Wie schon vor den Bundestagswahlen analysiert Open Europe Berlin die
Wahlprogramme verschiedener deutscher Parteien – diesmal im Hinblick auf die
Wahlen zum EU-Parlament (EP) Ende Mai diesen Jahres. Dabei geben wir
Informationen, keine Wahlempfehlungen. Besonders interessiert uns, welche
Grundüberzeugungen die Parteien vertreten, welche Lösungsvorschläge für die
Euro-/Staatsschuldenkrise unterbreitet werden, ob und wie die
Entscheidungsverfahren innerhalb der EU reformiert werden sollen und welche
Positionen sonst von den jeweiligen Parteien besonders betont werden.

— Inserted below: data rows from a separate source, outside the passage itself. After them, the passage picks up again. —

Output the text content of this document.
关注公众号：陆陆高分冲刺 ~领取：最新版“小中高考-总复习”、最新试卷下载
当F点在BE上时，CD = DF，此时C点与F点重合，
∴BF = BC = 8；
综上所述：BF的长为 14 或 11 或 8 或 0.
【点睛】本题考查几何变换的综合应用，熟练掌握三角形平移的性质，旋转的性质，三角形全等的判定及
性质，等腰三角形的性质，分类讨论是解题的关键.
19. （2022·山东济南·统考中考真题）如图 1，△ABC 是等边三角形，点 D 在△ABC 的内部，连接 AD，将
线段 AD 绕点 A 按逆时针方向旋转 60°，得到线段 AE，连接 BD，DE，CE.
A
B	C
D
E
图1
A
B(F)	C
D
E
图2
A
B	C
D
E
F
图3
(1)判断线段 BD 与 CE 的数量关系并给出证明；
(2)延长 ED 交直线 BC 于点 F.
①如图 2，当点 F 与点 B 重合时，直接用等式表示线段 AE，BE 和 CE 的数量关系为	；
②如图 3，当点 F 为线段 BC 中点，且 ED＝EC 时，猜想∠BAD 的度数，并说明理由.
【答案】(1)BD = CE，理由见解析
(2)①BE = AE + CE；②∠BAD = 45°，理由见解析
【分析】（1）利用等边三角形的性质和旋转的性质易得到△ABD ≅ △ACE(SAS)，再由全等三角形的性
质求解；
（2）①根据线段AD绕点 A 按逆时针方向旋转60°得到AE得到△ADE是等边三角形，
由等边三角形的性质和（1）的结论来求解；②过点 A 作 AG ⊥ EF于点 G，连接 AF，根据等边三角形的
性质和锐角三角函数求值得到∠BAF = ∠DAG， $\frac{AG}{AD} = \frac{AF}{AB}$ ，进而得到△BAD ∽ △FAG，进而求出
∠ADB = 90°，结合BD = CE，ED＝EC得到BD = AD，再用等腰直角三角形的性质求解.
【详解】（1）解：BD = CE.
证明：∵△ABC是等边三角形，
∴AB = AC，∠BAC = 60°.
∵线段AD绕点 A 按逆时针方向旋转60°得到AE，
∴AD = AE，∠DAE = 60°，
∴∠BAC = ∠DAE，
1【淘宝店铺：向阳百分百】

„Das braucht unser Europa!“ heißt das EU-Wahlprogramm der FDP, das schon
am 19. Jaunar 2014 beschlossen wurde (hier). Auf 24 Seiten findet sich Einiges, was „Europa“ braucht und „Europa“
geleistet hat. Als „überzeugte Europapartei“ (S. 2) spricht die FDP auch fast
nur von „Europa“, auch wenn konkret die EU gemeint ist. Europa klingt offenbar
besser als EU: „Europa ist ein großartiges Projekt, das für Frieden, Freiheit
und Wohlstand steht“; „Wer mehr Europa will, der muss Europa zuerst besser
machen“ (S.2). „Europa ist unsere Zukunft! (S. 3). Gut, aber was braucht „unser
Europa“?
Ideale
„Weniger
Bürokratie, mehr Bürgernähe und mehr Transparenz“ … „Mehr Tatkraft, mehr
Marktwirtschaft, mehr Chancen und mehr Wohlstand für mehr Menschen“ … Mehr
Freiheit, mehr Bürgerrechte und mehr Vielfalt“ … „Mehr Ehrlichkeit und mehr
Verantwortung“: „das braucht unser Europa!“ (S. 2). Auch gut: aber braucht es auch
„mehr Konkretes“? Etwas, das die real-existierende EU oder noch enger: die
Euro-Zone brauchen könnte? Auch das findet sich im Programm der FDP.
Euro-Rettung
Bei diesem
Thema überrascht die FDP wohl auch einige ihrer potenziellen Wähler mit dem
Eingangssatz: „Der Euro ist längst ein Symbol der europäischen Einigung und
Solidarität geworden“ (S. 11). Gleichzeitig äußert sich die FDP aber auch
indirekt skeptisch, wenn sie mahnt: „Die Währungsunion kann nur als
Stabilitätsunion dauerhaft bestehen“ (S. 11) und später die „Möglichkeit einer
Staateninsolvenz innerhalb der Eurozone“ ebenso schaffen will wie die
Möglichkeit für Staaten, aus der Eurozone auszutreten (S. 13).
Konkret ist
man gegen einen Altschuldentilgungsfonds und Eurobonds (S. 12). Wie bei SPD und
CDU steht damit auch die FDP als deutsche Partei gegen die Meinung ihres
EU-weiten „Spitzenkandidaten“ für das EP. Der liberale Kandidat GuyVerhofstadt ist ein leidenschaftlicher Anhänger von Eurobonds.
Die FDP
dagegen hält fest: „unterschiedliche Finanzierungsspielräume und Zinssätze sind
das Preissignal für die unterschiedliche Einschätzung der Bonität und
Wettbewerbsfähigkeit der Institutionen und Staaten, die Anleihen auf dem Markt
platzieren. Dieses Preissignal darf nicht künstlich eingeebnet werden.“ (S.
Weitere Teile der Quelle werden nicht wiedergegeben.